Globalmente, estas interações representam mais de 5% de todas as mensagens enviadas para a plataforma, com um em cada quatro utilizadores semanais a colocar questões relacionadas com o tema.
A inteligência artificial (IA) tornou-se um ponto de contacto primário para questões médicas a uma escala massiva. Segundo dados revelados pela OpenAI, mais de 40 milhões de pessoas recorrem ao ChatGPT todos os dias para esclarecer dúvidas de saúde.
Globalmente, estas interações representam mais de 5% de todas as mensagens enviadas para a plataforma, com um em cada quatro utilizadores semanais a colocar questões relacionadas com o tema.
O fenómeno é comparado pela empresa ao advento da eletricidade, prometendo mudar radicalmente a forma como a sociedade gere o bem-estar e a doença.
O relatório destaca que a IA está a funcionar como uma rede de segurança para um sistema de saúde sob pressão, especialmente nos Estados Unidos. Um dado revelador indica que 7 em cada 10 conversas sobre saúde no ChatGPT ocorrem fora do horário normal de funcionamento das clínicas (entre as 08h00 e as 17h00).
Isto sugere que os cidadãos procuram informação acionável precisamente quando os consultórios estão fechados. A ferramenta é utilizada para interpretar sintomas, preparar visitas ao médico e, muito frequentemente, para lidar com a burocracia. Cerca de 2 milhões de mensagens por semana são dedicadas exclusivamente a seguros de saúde, incluindo comparação de planos, compreensão de preços e gestão de reclamações ou faturação.
A tecnologia tem demonstrado uma penetração significativa em zonas rurais e isoladas. Em comunidades rurais subaproveitadas, os utilizadores enviam uma média de quase 600.000 mensagens relacionadas com saúde por semana.

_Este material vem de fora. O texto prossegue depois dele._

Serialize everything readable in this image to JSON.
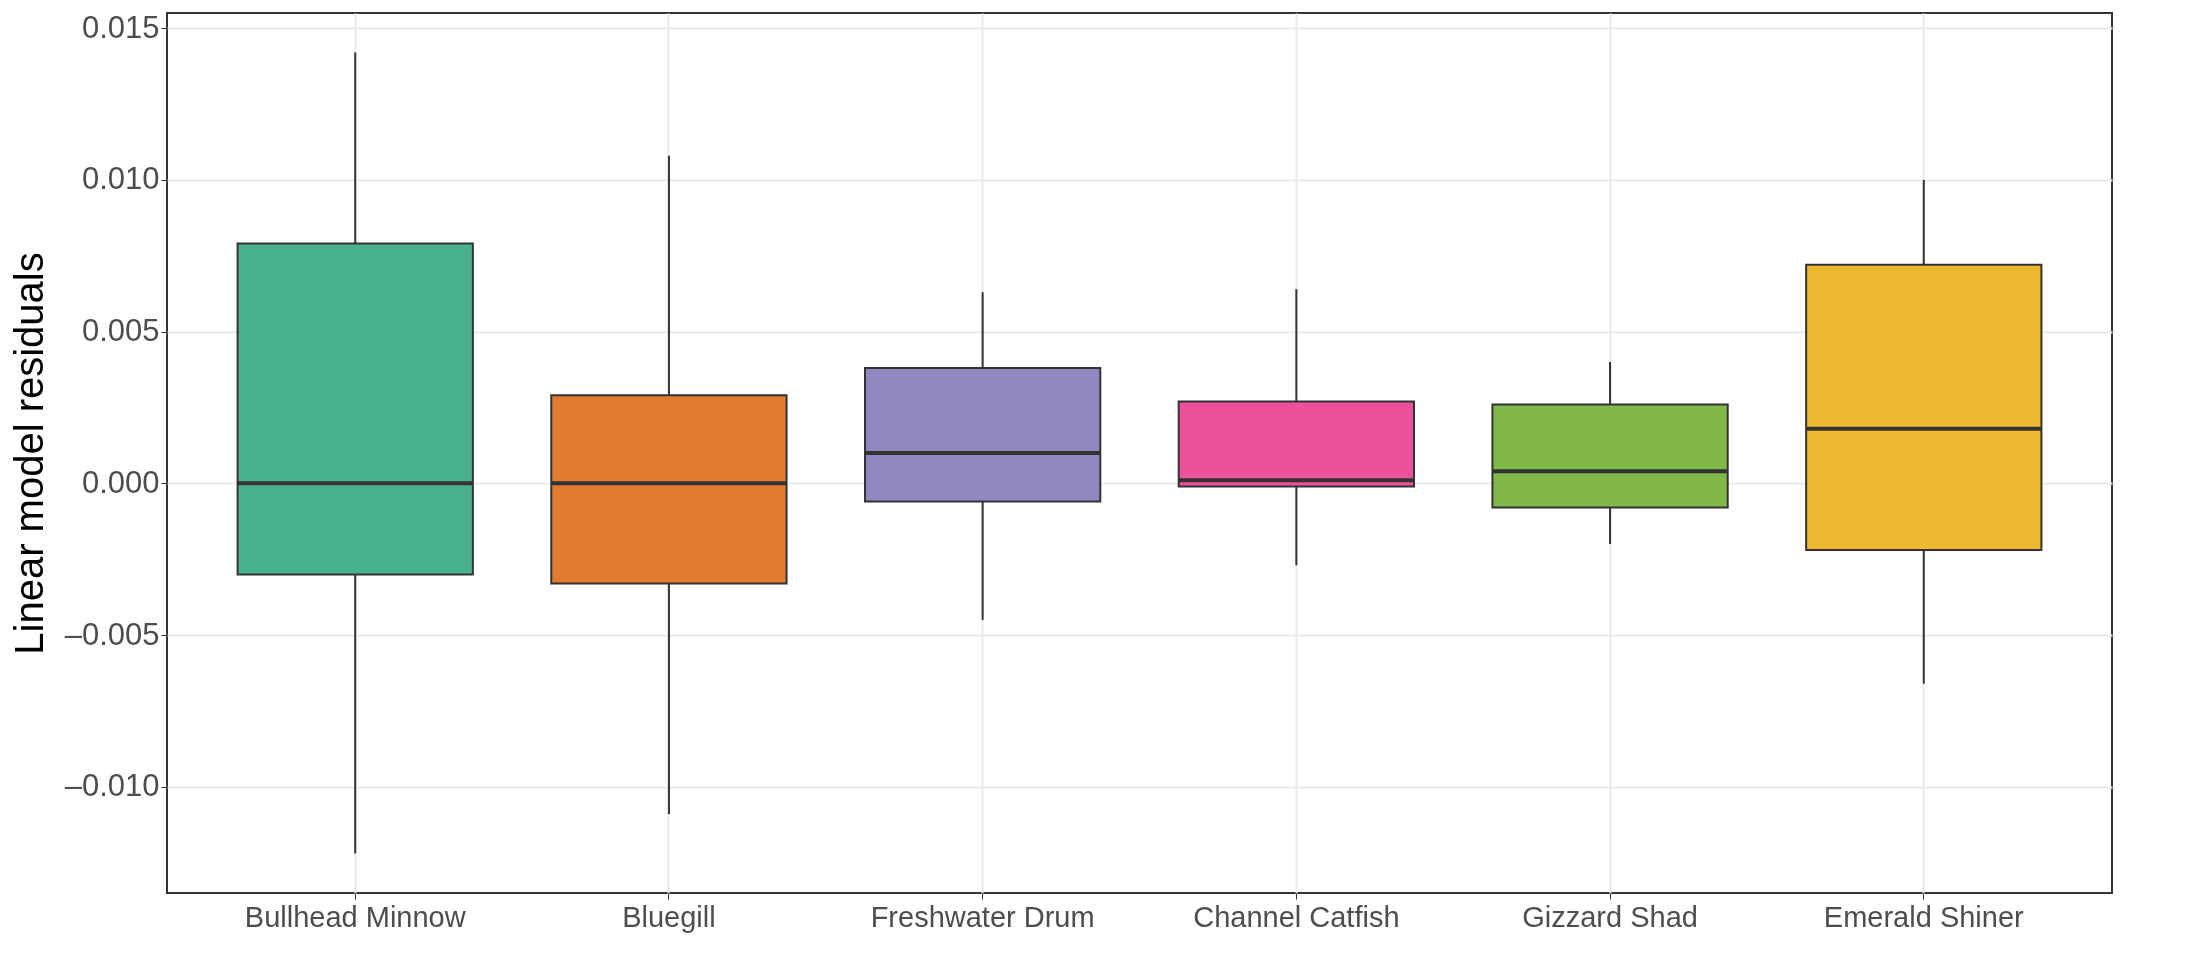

A OpenAI analisou dados de "desertos hospitalares" — definidos como locais a mais de 30 minutos de viagem de um hospital geral ou pediátrico. Os estados norte-americanos de Wyoming e Oregon lideram a percentagem de mensagens provenientes destas zonas, onde o encerramento de serviços críticos, como obstetrícia e oncologia, obriga as populações a viajar longas distâncias. Nestes contextos, a IA ajuda a interpretar informações e a preparar os cuidados antes da deslocação física.
Ao contrário da ideia de que a IA poderia substituir os médicos, os dados mostram que estes a estão a adotar como aliada. O relatório aponta que 66% dos médicos nos EUA já utilizam inteligência artificial, um salto considerável face aos 38% registados em 2023.

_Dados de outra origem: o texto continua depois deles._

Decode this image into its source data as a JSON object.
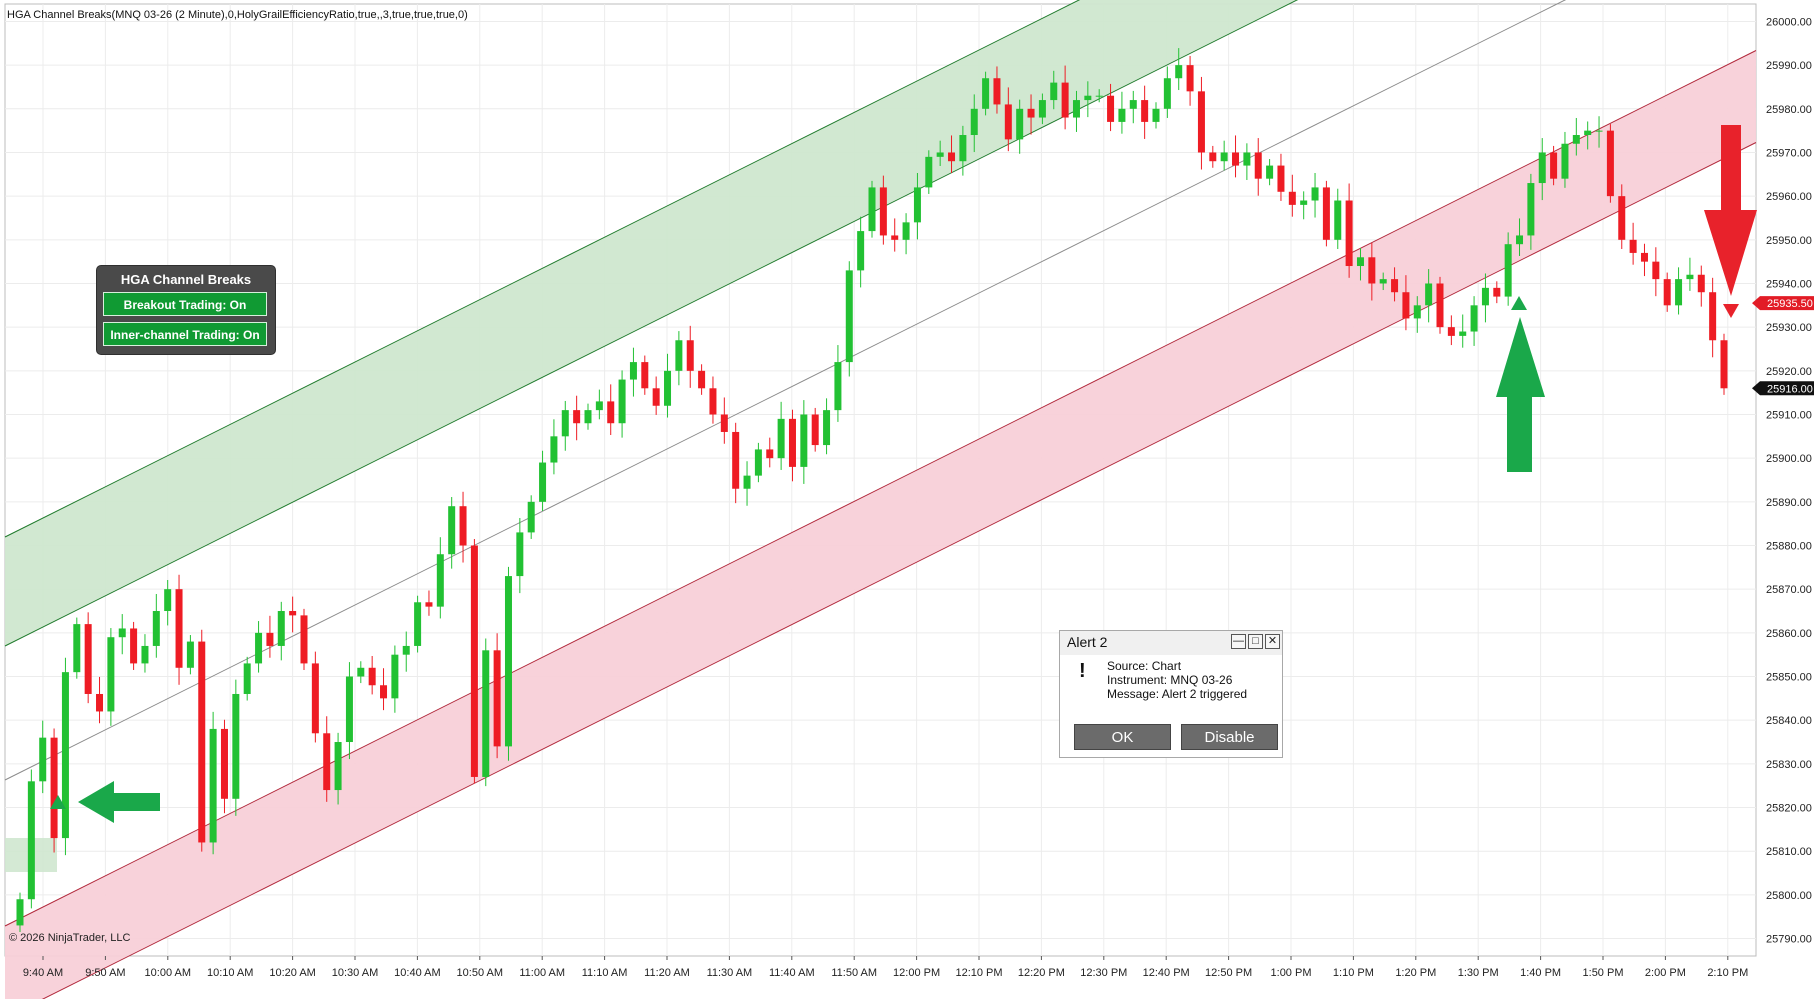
{
  "chart_title": "HGA Channel Breaks(MNQ 03-26 (2 Minute),0,HolyGrailEfficiencyRatio,true,,3,true,true,true,0)",
  "copyright": "© 2026 NinjaTrader, LLC",
  "panel": {
    "title": "HGA Channel Breaks",
    "breakout_label": "Breakout Trading: On",
    "inner_label": "Inner-channel Trading: On"
  },
  "alert": {
    "title": "Alert 2",
    "source": "Source: Chart",
    "instrument": "Instrument: MNQ 03-26",
    "message": "Message: Alert 2 triggered",
    "ok_label": "OK",
    "disable_label": "Disable"
  },
  "colors": {
    "up": "#22c133",
    "down": "#ee1c24",
    "green_channel": "#cfe7cf",
    "red_channel": "#f8d0d8",
    "arrow_green": "#1aa84a",
    "arrow_red": "#e8222b",
    "price_red": "#e21c26"
  },
  "chart_data": {
    "type": "candlestick",
    "instrument": "MNQ 03-26 (2 Minute)",
    "x_ticks": [
      "9:40 AM",
      "9:50 AM",
      "10:00 AM",
      "10:10 AM",
      "10:20 AM",
      "10:30 AM",
      "10:40 AM",
      "10:50 AM",
      "11:00 AM",
      "11:10 AM",
      "11:20 AM",
      "11:30 AM",
      "11:40 AM",
      "11:50 AM",
      "12:00 PM",
      "12:10 PM",
      "12:20 PM",
      "12:30 PM",
      "12:40 PM",
      "12:50 PM",
      "1:00 PM",
      "1:10 PM",
      "1:20 PM",
      "1:30 PM",
      "1:40 PM",
      "1:50 PM",
      "2:00 PM",
      "2:10 PM"
    ],
    "y_ticks": [
      "25790.00",
      "25800.00",
      "25810.00",
      "25820.00",
      "25830.00",
      "25840.00",
      "25850.00",
      "25860.00",
      "25870.00",
      "25880.00",
      "25890.00",
      "25900.00",
      "25910.00",
      "25920.00",
      "25930.00",
      "25940.00",
      "25950.00",
      "25960.00",
      "25970.00",
      "25980.00",
      "25990.00",
      "26000.00"
    ],
    "ylim": [
      25786,
      26004
    ],
    "price_labels": [
      {
        "text": "25935.50",
        "value": 25935.5,
        "color": "#e21c26"
      },
      {
        "text": "25916.00",
        "value": 25916.0,
        "color": "#111111"
      }
    ],
    "closes": [
      25799,
      25826,
      25836,
      25813,
      25851,
      25862,
      25846,
      25842,
      25859,
      25861,
      25853,
      25857,
      25865,
      25870,
      25852,
      25858,
      25812,
      25838,
      25822,
      25846,
      25853,
      25860,
      25857,
      25865,
      25864,
      25853,
      25837,
      25824,
      25835,
      25850,
      25852,
      25848,
      25845,
      25855,
      25857,
      25867,
      25866,
      25878,
      25889,
      25880,
      25827,
      25856,
      25834,
      25873,
      25883,
      25890,
      25899,
      25905,
      25911,
      25908,
      25911,
      25913,
      25908,
      25918,
      25922,
      25916,
      25912,
      25920,
      25927,
      25920,
      25916,
      25910,
      25906,
      25893,
      25896,
      25902,
      25900,
      25909,
      25898,
      25910,
      25903,
      25911,
      25922,
      25943,
      25952,
      25962,
      25951,
      25950,
      25954,
      25962,
      25969,
      25970,
      25968,
      25974,
      25980,
      25987,
      25981,
      25973,
      25980,
      25978,
      25982,
      25986,
      25978,
      25982,
      25983,
      25983,
      25977,
      25980,
      25982,
      25977,
      25980,
      25987,
      25990,
      25984,
      25970,
      25968,
      25970,
      25967,
      25970,
      25964,
      25967,
      25961,
      25958,
      25959,
      25962,
      25950,
      25959,
      25944,
      25946,
      25940,
      25941,
      25938,
      25932,
      25935,
      25940,
      25930,
      25928,
      25929,
      25935,
      25939,
      25937,
      25949,
      25951,
      25963,
      25970,
      25964,
      25972,
      25974,
      25975,
      25975,
      25960,
      25950,
      25947,
      25945,
      25941,
      25935,
      25941,
      25942,
      25938,
      25927,
      25916
    ],
    "annotations": [
      "up-arrow 9:40 AM",
      "left-arrow 9:40 AM",
      "up-arrow 1:37 PM",
      "down-arrow 2:10 PM"
    ],
    "alert_level": 25935.5
  }
}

Entre os enfermeiros, 46% utilizam a IA semanalmente. A tecnologia é usada maioritariamente para combater o burnout administrativo: ajuda a documentar códigos de faturação, a preencher registos médicos e a resumir notas de consultas, libertando tempo para o contacto direto com o paciente. Ferramentas como o Oracle Clinical Assist já permitem que médicos em zonas rurais reduzam o tempo gasto na entrada manual de dados.
O documento relata casos onde a intervenção da IA foi determinante:
Diagnóstico de emergência: Ayrin Santoso utilizou o ChatGPT para analisar os sintomas súbitos de perda de visão da sua mãe. A IA alertou para a possibilidade de uma crise hipertensiva e AVC, levando a família a procurar urgência hospitalar imediata, o que permitiu a recuperação de 95% da visão da paciente.
Advocacia do paciente: Rich Kaplan, portador de uma doença autoimune rara, utilizou a IA para encontrar estudos clínicos que fundamentassem um recurso contra a sua seguradora, que havia negado um tratamento. Com a ajuda da documentação gerada, venceu a arbitragem e obteve a aprovação.
Investigação científica: Na biotecnologia, empresas como a Junevity utilizam a IA para identificar genes-alvo no combate ao Parkinson, acelerando o processo de descoberta a custos reduzidos.
A OpenAI sublinha a necessidade de atualizar as políticas públicas para a "Era da Inteligência", defendendo a criação de infraestruturas que permitam partilhar dados médicos de forma segura para acelerar descobertas científicas. O relatório insta ainda a Food and Drug Administration (FDA) a clarificar a regulação de dispositivos médicos baseados em IA para uso do consumidor, facilitando a inovação segura.